Марфа Семеновна поклонилась, по ее щекам текли слезы горечи и раскаяния. Сейчас, в день скорби, осознала она гордыню свою, что жила в ее душе долгие годы. Рожденная в знатной семье бояр Лошинских, владевшая обширными землями по берегам Двины и Студеного моря, она была вынуждена словно нищенка у паперти просить с протянутой рукой помощи у короля польского Казимира, из-за чего потеряла любимого сына Дмитрия, казненного Иваном Васильевичем как предателя после поражения в Шелонской битве. Ах, Дмитрий, вспомнила Марфа сына, был ты отрадой моей, единственной опорой на всем белом свете, ныне остались от тебя лишь воспоминания да вот эта парсуна, что на груди моей. Женщина осторожно вытащила из складок одежды кулон, на котором был изображен молодой красавец с темной бородкой – сын Дмитрий, не желающий до последнего склонить голову пред ненасытной Москвой. Сердце Марфы сжалось. Осторожно дрожащими пальцами провела она по изображению сына, коснулась ее губами и на миг почудилось ей, будто Дмитрий не погиб, а стоит рядом с ней за правым плечом. Обернулась вдова, словно хотела воочию убедиться в правдивости своих ощущений, да только не увидела никого. Бестелесный призрак не был виден живым. Перекрестилась тогда Марфа, отогнала от себя пустые воспоминания. Опираясь на длинный посох, пошла в иные покои дворца решать с мужами государственными судьбу Новгорода.

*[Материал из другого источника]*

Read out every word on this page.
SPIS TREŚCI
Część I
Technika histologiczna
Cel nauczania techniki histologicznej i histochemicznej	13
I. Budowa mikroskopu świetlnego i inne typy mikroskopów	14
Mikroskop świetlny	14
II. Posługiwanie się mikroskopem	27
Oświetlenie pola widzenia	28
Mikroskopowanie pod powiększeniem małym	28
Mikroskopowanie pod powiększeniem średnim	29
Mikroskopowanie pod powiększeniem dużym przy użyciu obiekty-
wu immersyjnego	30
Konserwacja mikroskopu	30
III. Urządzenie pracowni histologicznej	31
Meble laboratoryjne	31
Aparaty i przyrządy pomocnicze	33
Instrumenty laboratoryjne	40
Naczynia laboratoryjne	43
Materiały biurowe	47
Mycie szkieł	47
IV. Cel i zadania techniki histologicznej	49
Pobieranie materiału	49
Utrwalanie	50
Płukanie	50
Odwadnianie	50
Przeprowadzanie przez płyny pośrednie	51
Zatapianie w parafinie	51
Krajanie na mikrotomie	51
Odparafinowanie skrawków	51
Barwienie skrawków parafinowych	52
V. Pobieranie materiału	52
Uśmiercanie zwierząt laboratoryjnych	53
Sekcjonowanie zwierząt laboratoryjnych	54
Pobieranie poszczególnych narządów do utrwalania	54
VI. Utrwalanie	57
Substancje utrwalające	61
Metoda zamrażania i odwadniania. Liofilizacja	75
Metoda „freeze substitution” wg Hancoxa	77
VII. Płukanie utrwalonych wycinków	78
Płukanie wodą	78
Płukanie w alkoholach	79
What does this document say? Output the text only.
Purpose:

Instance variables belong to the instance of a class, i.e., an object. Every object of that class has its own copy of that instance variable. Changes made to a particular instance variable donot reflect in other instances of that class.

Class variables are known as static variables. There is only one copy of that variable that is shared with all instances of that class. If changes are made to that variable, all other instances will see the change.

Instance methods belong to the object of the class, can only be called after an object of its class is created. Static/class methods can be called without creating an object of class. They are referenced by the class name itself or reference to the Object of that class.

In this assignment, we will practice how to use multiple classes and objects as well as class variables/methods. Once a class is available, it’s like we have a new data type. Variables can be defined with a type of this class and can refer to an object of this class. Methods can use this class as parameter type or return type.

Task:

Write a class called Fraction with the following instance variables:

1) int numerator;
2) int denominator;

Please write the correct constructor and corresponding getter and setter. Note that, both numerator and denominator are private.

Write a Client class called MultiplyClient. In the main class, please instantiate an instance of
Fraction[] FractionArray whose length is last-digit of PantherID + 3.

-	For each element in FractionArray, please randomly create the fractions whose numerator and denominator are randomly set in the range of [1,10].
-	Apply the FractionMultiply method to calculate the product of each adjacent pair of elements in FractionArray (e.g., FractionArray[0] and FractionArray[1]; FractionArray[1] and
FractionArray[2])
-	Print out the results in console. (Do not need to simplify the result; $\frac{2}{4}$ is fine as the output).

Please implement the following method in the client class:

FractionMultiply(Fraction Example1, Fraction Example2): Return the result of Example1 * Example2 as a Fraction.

Проходя мимо одной из светлиц, женщина ненароком заглянула туда. На широких скамейках под теплыми одеялами спали две знатные боярские вдовы Анастасия и Евфимия – вся ее надежда и опора против Ивана Васильевича.

Приблизилась Марфа к узкой винтовой лестнице, облокотилась на стену плечом. Пальцы ее тряслись, ноги подкашивались, к горлу подступила тошнота. Стала спускаться владычица Новгорода по ступеням, держась за стену. Голова кружилась, перед глазами летали рои невидимых мух. Вдруг разом все поплыло, завертелось, и Марфа не поняла, как потеряла сознание.

Очнулась она в своей опочивальне. Над головой, под самим потолком, от дуновения легкого ветерка колыхался полог, а руку ее похолодевшую со вздутыми жилами, держала иная рука: молодая, гладкая. Превозмогая боль во всем теле, посадница подняла глаза, дабы увидеть, кто сидел подле нее. И увидела она молодого мужчину лет тридцати с темно-каштановыми волосами, такого же цвета бородкой и ясно-зелеными глазами, в которых читались испуг, любовь и безграничная преданность. Именно эти глаза, это знакомое родное лицо заставило Марфу приподняться с кровати, спросить с глубоким вздохом:

– Что случилось со мной, Иван?

Иван приходился ей дальним родственником – внучатым племянником ее отца. После гибели сыновей сей молодец стал для несчастной наравне с внуком детищем, которого словно птица опекала она под своим крылом. Ныне именно он явился к ней на помощь, держал ее холодную руку, согревая своим теплом.

– Стареешь, Марфа Семеновна, стареешь, – без злобы, с заботой молвил Иван, преподнеся ей кубок с прохладной водицей.

Женщина сделала несколько глотков живительной влаги, почувствовав на губах ее благодать.

– Глумишься над старухой, Ванечка? – поинтересовалась посадница.

– Почто глумиться, тетя? Грех сей. Упала ты, родимая, с лестницы, потеряв сознание. Сенные девки как увидели тебя, так закричали, запричитали, думали, дурехи, что отдала ты Богу душу, за архиепископом Феофилом собирались позвать, да я осадил бабью глупость, велев замолчать им и отнести тебя в почивальню. Сердцем чувствовал, что ничего худого с тобой не случилось, а упала ты из-за недоедания и духоты. Ныне велел пооткрывать все ставни на окнах, пустить живительной прохлады, а то того гляди и помрем все без воздуха божьего.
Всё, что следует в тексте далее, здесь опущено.